Let $p\in J(R)f$. Then $p=af$ where $a\in J(R)$. But $a\in J(R) \Rightarrow aR$ is r.q.r $\Rightarrow (\forall r\in R)(\exists r'\in R) ar\circ r'=0\Rightarrow (\forall r\in R)(\exists r'\in R)ar+r'-arr'=0 \Rightarrow (\forall r\in R)(\exists r'\in R)p(rf)+r'f-p(rf)(r'f) =0$. Therefore
$(\forall r\in R)(\exists r'\in R)p(rf)+r'f-p(rf)(r'f) =0$ ************* (1)

Let now $s\in S$. Hence $(\exists u\in R) uf=s$ because f is surjective. Then by (1), $(\exists r'\in R) p(uf)+r'f-p(uf)(r'f)=0$. Hence $(\exists v\in S) p(uf)\circ v=0$. But $uf=s$. Hence $(\exists v\in S) ps\circ v=0$. But $s$ was an arbitrary element of S. Therefor, $pS$ is r.q.r. But then $p\in J(S)$ and $J(R)f\subseteq J(S)$, q.e.d.

4. Er, I'll take your word for it. Anyway, if f is a ring isomorphism, it has an inverse g. Then both f and g are surjective ring homomorphisms, so $J(R)f\subseteq J(S)$, $J(S)g \subseteq J(R)$, and $J(S)gf \subseteq J(R)f$. But $gf=1$, so $J(S)\subseteq J(R)f \subseteq J(S)$. (I'm not sure why I typed this, I guess just confirming you got your answer?)

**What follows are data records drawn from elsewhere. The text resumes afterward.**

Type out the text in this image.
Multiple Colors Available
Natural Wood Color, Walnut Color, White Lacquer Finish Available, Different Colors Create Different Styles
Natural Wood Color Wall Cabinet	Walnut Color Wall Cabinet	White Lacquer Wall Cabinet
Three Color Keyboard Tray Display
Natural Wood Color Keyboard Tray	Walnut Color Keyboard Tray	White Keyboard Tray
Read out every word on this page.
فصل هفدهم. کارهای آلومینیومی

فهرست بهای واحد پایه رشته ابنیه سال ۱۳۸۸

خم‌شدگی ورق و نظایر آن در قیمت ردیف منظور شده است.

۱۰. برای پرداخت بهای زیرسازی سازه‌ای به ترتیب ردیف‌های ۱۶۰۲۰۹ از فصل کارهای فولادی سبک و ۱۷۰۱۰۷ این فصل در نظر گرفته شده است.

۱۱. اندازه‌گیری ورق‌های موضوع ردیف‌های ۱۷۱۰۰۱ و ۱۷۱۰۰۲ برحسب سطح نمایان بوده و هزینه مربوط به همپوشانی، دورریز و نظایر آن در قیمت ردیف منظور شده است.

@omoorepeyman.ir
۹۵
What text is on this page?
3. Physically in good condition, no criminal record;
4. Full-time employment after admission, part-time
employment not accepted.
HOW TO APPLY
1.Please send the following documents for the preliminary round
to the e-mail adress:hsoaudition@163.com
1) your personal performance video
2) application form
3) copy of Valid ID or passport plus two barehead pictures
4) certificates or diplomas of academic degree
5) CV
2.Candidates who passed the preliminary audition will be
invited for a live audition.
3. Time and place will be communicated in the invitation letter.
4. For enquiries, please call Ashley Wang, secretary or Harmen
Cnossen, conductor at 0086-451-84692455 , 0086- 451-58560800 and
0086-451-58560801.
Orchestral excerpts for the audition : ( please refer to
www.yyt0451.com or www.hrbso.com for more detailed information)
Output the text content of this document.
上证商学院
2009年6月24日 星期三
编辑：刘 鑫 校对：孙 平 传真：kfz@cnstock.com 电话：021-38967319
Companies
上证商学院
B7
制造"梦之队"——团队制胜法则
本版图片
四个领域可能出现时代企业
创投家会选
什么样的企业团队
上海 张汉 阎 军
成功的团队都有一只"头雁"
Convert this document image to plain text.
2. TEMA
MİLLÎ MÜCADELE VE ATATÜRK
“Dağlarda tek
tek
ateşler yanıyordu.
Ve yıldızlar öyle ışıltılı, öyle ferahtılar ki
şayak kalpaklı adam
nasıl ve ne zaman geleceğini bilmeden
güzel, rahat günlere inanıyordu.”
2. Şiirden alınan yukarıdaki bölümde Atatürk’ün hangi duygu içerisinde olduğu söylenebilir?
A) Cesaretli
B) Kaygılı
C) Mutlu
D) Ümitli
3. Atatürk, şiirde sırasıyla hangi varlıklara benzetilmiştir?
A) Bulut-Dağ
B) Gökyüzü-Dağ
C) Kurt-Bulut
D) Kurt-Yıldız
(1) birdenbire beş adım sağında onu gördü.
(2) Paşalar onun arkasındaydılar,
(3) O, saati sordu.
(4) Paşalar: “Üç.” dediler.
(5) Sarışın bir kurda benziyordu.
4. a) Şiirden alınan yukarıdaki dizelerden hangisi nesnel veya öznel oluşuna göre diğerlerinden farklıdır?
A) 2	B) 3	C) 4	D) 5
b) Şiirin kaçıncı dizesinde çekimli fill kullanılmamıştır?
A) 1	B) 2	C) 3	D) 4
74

5. Originally Posted by maddas
Er, I'll take your word for it. Anyway, if f is a ring isomorphism, it has an inverse g. Then both f and g are surjective ring homomorphisms, so $J(R)f\subseteq J(S)$, $J(S)g \subseteq J(R)$, and $J(S)gf \subseteq J(R)f$. But $gf=1$, so $J(S)\subseteq J(R)f \subseteq J(S)$. (I'm not sure why I typed this, I guess just confirming you got your answer?)
How simple! Well, thanks a lot.

P.S.: I was reading a proof the author begins with "We may as well assume that R is itsef an irreducible ring of endomorphisms of an abelian group V (not just isomorphic to such a ring)". That is why I issued the first post. I want to prove the theorem without making that assumption. I don't get used to the idea that isomorphic structures can be treated as if they were exactly the same structure. Forgive my lengthyness.